Background Cardiac surgery induces metabolic and haemodynamic changes, often resulting in hyperlactatemia. Hyperlactatemia is a marker of adverse postoperative outcomes including organ dysfunction, prolonged mechanical ventilation, and increased mortality (1). The time-course of lactate concentration after cardiac surgery remains poorly understood, limiting the use of lactate as a prognostic biomarker or therapeutic target. The objective of this study was to quantify the time-course of lactate concentrations in postoperative adult cardiac surgical patients. Specifically, we aimed to assess the influence of organ dysfunction, surgery type and inotropic support on lactate kinetics.

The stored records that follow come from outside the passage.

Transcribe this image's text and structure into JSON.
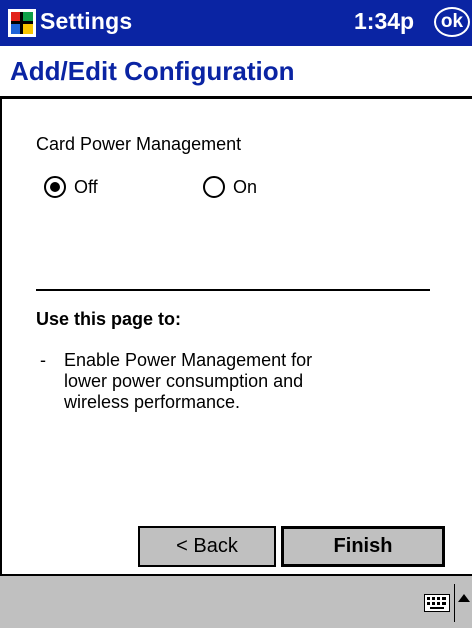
{
  "titlebar": {
    "app_title": "Settings",
    "time": "1:34p",
    "ok_label": "ok",
    "start_icon": "windows-flag-icon"
  },
  "page": {
    "title": "Add/Edit Configuration"
  },
  "power_management": {
    "group_label": "Card Power Management",
    "options": [
      {
        "label": "Off",
        "selected": true
      },
      {
        "label": "On",
        "selected": false
      }
    ]
  },
  "help": {
    "heading": "Use this page to:",
    "bullet": "-",
    "lines": [
      "Enable Power Management for",
      "lower power consumption and",
      "wireless performance."
    ]
  },
  "buttons": {
    "back_label": "< Back",
    "finish_label": "Finish"
  },
  "command_bar": {
    "keyboard_icon": "keyboard-icon",
    "sip_arrow_icon": "up-arrow-icon"
  },
  "colors": {
    "title_bar": "#0a24a3",
    "page_title": "#0a24a3",
    "button_face": "#c0c0c0",
    "command_bar": "#c0c0c0"
  }
}
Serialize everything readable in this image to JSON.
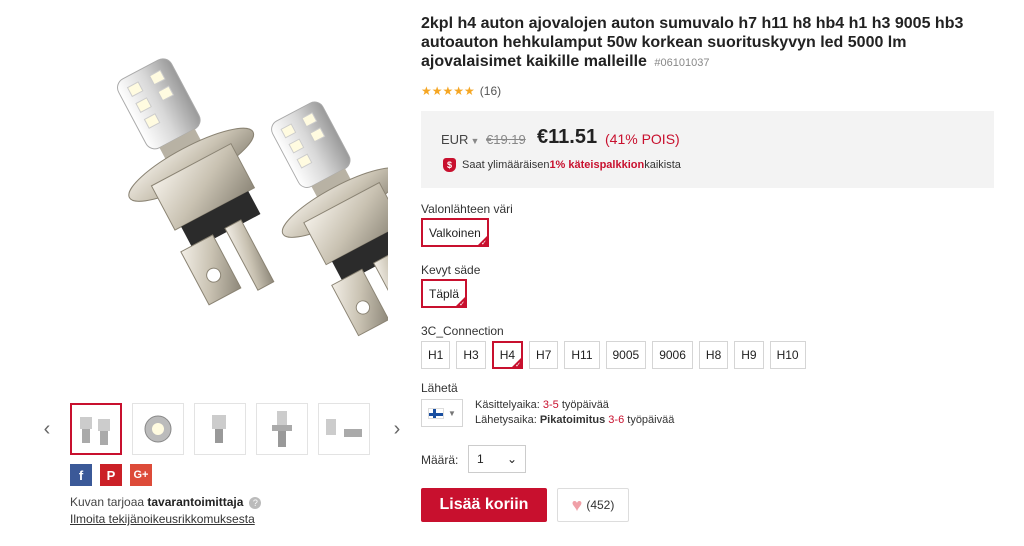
{
  "product": {
    "title": "2kpl h4 auton ajovalojen auton sumuvalo h7 h11 h8 hb4 h1 h3 9005 hb3 autoauton hehkulamput 50w korkean suorituskyvyn led 5000 lm ajovalaisimet kaikille malleille",
    "sku": "#06101037",
    "stars": "★★★★★",
    "rating_count": "(16)"
  },
  "price": {
    "currency": "EUR",
    "old": "€19.19",
    "new": "€11.51",
    "discount": "(41% POIS)",
    "cashback_prefix": "Saat ylimääräisen ",
    "cashback_highlight": "1% käteispalkkion",
    "cashback_suffix": " kaikista"
  },
  "options": {
    "color_label": "Valonlähteen väri",
    "color_value": "Valkoinen",
    "beam_label": "Kevyt säde",
    "beam_value": "Täplä",
    "connection_label": "3C_Connection",
    "connections": [
      "H1",
      "H3",
      "H4",
      "H7",
      "H11",
      "9005",
      "9006",
      "H8",
      "H9",
      "H10"
    ],
    "selected_connection": "H4"
  },
  "shipping": {
    "label": "Lähetä",
    "processing_prefix": "Käsittelyaika: ",
    "processing_range": "3-5",
    "processing_suffix": " työpäivää",
    "delivery_prefix": "Lähetysaika: ",
    "delivery_method": "Pikatoimitus",
    "delivery_range": "3-6",
    "delivery_suffix": " työpäivää"
  },
  "quantity": {
    "label": "Määrä:",
    "value": "1"
  },
  "actions": {
    "add_to_cart": "Lisää koriin",
    "wishlist_count": "(452)"
  },
  "gallery": {
    "provided_prefix": "Kuvan tarjoaa ",
    "provided_by": "tavarantoimittaja",
    "report_link": "Ilmoita tekijänoikeusrikkomuksesta"
  },
  "share": {
    "facebook": "f",
    "pinterest": "P",
    "googleplus": "G+"
  },
  "colors": {
    "accent": "#c8102e",
    "price_box_bg": "#f3f3f3"
  }
}
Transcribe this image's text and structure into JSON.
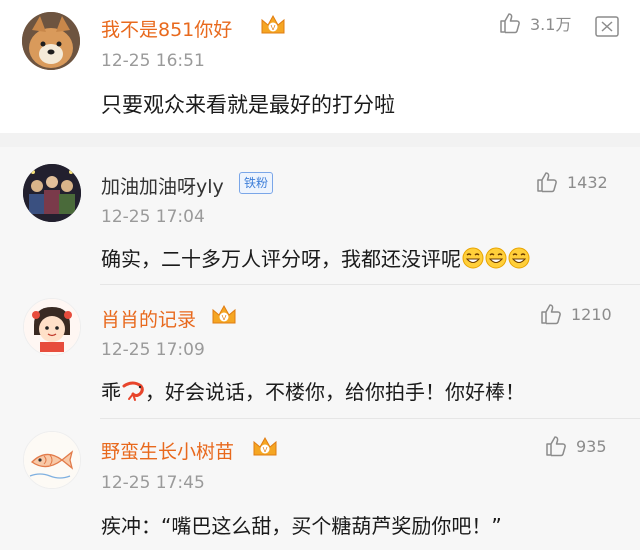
{
  "main_comment": {
    "username": "我不是851你好",
    "timestamp": "12-25 16:51",
    "text": "只要观众来看就是最好的打分啦",
    "like_count": "3.1万"
  },
  "replies": [
    {
      "username": "加油加油呀yly",
      "badge": "铁粉",
      "timestamp": "12-25 17:04",
      "text": "确实，二十多万人评分呀，我都还没评呢",
      "like_count": "1432"
    },
    {
      "username": "肖肖的记录",
      "timestamp": "12-25 17:09",
      "text_before_emoji": "乖",
      "text_after_emoji": "，好会说话，不楼你，给你拍手！你好棒！",
      "like_count": "1210"
    },
    {
      "username": "野蛮生长小树苗",
      "timestamp": "12-25 17:45",
      "text": "疾冲：“嘴巴这么甜，买个糖葫芦奖励你吧！”",
      "like_count": "935"
    }
  ],
  "colors": {
    "username_vip": "#e8691d",
    "username_normal": "#333333",
    "timestamp": "#9a9a9a",
    "reply_bg": "#f7f7f7"
  }
}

Methods Data were obtained from the Medical Information Mart for Intensive Care III and IV databases (2, 3). Arterial lactate concentrations and sampling times, patient demographics, surgery type, comorbidities (hepatic and renal dysfunction) and inotropic support were extracted. Lactate kinetics were described using a turnover model with first-order elimination. Production rate (56 mmol/h/70 kg) and volume of distribution (23.4 L/70 kg) were fixed a priori based on literature values (4). A hypothetical stimulus compartment was used to stimulate lactate production following surgery. This had a nominal input of 1 at the time of intensive care admission and first-order elimination parameterised as a stimulatory half-time. This was applied to the lactate production rate using a linear link. Modelling was in NONMEM (v 7.5.1, ICON Development Solutions).

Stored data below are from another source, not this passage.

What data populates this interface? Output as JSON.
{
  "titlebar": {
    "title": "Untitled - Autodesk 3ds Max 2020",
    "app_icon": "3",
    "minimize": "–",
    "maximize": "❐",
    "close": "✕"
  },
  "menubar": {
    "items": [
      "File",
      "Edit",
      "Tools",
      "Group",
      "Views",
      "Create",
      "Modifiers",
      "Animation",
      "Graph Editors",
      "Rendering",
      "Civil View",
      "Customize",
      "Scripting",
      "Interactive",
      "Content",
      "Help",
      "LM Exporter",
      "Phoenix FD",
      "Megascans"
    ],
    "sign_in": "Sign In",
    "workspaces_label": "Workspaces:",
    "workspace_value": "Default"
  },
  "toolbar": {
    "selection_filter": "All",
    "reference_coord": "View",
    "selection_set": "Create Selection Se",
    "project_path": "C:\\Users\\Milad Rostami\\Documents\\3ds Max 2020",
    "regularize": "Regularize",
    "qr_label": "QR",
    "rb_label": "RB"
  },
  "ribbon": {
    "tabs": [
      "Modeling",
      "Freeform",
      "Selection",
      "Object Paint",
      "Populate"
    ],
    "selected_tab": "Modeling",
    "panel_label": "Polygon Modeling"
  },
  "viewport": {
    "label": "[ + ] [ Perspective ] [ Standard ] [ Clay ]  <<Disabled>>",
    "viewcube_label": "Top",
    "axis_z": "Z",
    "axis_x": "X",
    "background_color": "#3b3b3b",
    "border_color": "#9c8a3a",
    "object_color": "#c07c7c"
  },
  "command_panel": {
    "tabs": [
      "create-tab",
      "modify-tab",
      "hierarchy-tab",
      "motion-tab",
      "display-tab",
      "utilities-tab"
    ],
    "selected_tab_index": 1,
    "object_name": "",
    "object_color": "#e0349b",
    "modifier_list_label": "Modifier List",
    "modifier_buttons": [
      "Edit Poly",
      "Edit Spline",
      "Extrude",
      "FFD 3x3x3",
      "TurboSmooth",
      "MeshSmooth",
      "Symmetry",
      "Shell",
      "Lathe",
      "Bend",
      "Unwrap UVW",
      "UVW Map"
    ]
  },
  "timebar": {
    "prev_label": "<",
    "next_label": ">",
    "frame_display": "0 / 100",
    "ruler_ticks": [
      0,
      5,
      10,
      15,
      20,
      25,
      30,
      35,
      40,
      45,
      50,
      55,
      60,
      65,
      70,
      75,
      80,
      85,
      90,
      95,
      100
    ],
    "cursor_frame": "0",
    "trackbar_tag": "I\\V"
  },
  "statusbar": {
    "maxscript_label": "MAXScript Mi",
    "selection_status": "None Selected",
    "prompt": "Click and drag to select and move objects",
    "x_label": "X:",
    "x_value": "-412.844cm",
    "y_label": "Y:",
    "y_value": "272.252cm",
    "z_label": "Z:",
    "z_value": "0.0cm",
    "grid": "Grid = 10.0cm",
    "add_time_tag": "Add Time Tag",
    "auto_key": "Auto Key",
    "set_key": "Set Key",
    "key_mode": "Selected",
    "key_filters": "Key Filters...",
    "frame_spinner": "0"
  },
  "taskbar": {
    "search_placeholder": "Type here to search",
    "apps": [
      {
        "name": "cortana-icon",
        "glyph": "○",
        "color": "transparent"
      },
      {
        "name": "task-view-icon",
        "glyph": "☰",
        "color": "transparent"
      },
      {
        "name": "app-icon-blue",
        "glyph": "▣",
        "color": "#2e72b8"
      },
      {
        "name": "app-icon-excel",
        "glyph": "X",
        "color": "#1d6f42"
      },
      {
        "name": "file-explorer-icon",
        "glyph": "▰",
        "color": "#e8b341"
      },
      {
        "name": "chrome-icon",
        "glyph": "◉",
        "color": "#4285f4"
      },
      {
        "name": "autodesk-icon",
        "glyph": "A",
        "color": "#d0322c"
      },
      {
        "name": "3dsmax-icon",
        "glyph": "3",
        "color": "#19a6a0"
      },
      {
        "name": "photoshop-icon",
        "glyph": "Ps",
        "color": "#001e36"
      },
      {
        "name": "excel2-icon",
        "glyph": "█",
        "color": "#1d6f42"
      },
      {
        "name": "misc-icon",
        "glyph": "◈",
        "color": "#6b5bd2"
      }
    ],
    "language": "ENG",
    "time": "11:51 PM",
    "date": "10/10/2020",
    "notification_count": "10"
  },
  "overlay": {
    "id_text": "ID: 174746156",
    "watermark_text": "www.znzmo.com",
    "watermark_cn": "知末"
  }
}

Results Lactate concentrations (n=22,811) were extracted from 2,375 adults (median age 69 [21–91] years; weight 85.6 [34.4–181] kg). Surgeries were predominantly coronary artery bypass grafts (71%), followed by valvular (23%), with the remainder uncategorised. A 1-compartment model was adequate to describe lactate disposition. Parameter estimates and their population parameter variability were clearance 47.9 (0.30) L/h/70 kg and surgical stimulatory half-time 4.4 (0.38) h. The slope of the stimulatory effect was 1.64 (0.85). Epinephrine increased lactate production rate 1.28-fold. There was no detectable effect of organ dysfunction or surgery type on lactate production or elimination.

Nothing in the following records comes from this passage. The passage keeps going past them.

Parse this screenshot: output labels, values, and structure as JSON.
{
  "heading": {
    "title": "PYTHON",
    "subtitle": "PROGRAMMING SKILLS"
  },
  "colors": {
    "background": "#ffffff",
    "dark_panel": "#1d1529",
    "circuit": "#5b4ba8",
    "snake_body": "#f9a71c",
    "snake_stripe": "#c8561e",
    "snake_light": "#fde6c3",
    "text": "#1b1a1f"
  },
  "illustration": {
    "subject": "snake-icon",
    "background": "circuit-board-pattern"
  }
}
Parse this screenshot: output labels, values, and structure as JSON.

Conclusion This study characterises postoperative lactate kinetics in a broad population of adult cardiac surgery patients and quantifies the stimulatory effect of epinephrine on lactate production. This model offers guidance for anticipating lactate trajectories in the intensive care environment and the expected time to return to baseline concentrations. Ongoing work will integrate this model into a time-to-event framework to investigate the relationship between lactate concentration and clinical outcomes, including intensive care length of stay and 90-day mortality.
References
- Andersen LW. Lactate Elevation During and After Major Cardiac Surgery in Adults: A Review of Etiology, Prognostic Value, and Management. Anesth Analg. 2017;125(3):743-52.
- Johnson A, Bulgarelli, L., Pollard, T., Horng, S., Celi, L. A., & Mark, R. MIMIC-IV (version 0.4): Physionet; 2020.
- Johnson AE, Pollard TJ, Shen L, Lehman LW, Feng M, Ghassemi M, et al. MIMIC-III, a freely accessible critical care database. Sci Data. 2016;3:160035.
- Phypers B, Pierce JT. Lactate physiology in health and disease. Continuing Education in Anaesthesia Critical Care & Pain. 2006;6(3):128-32.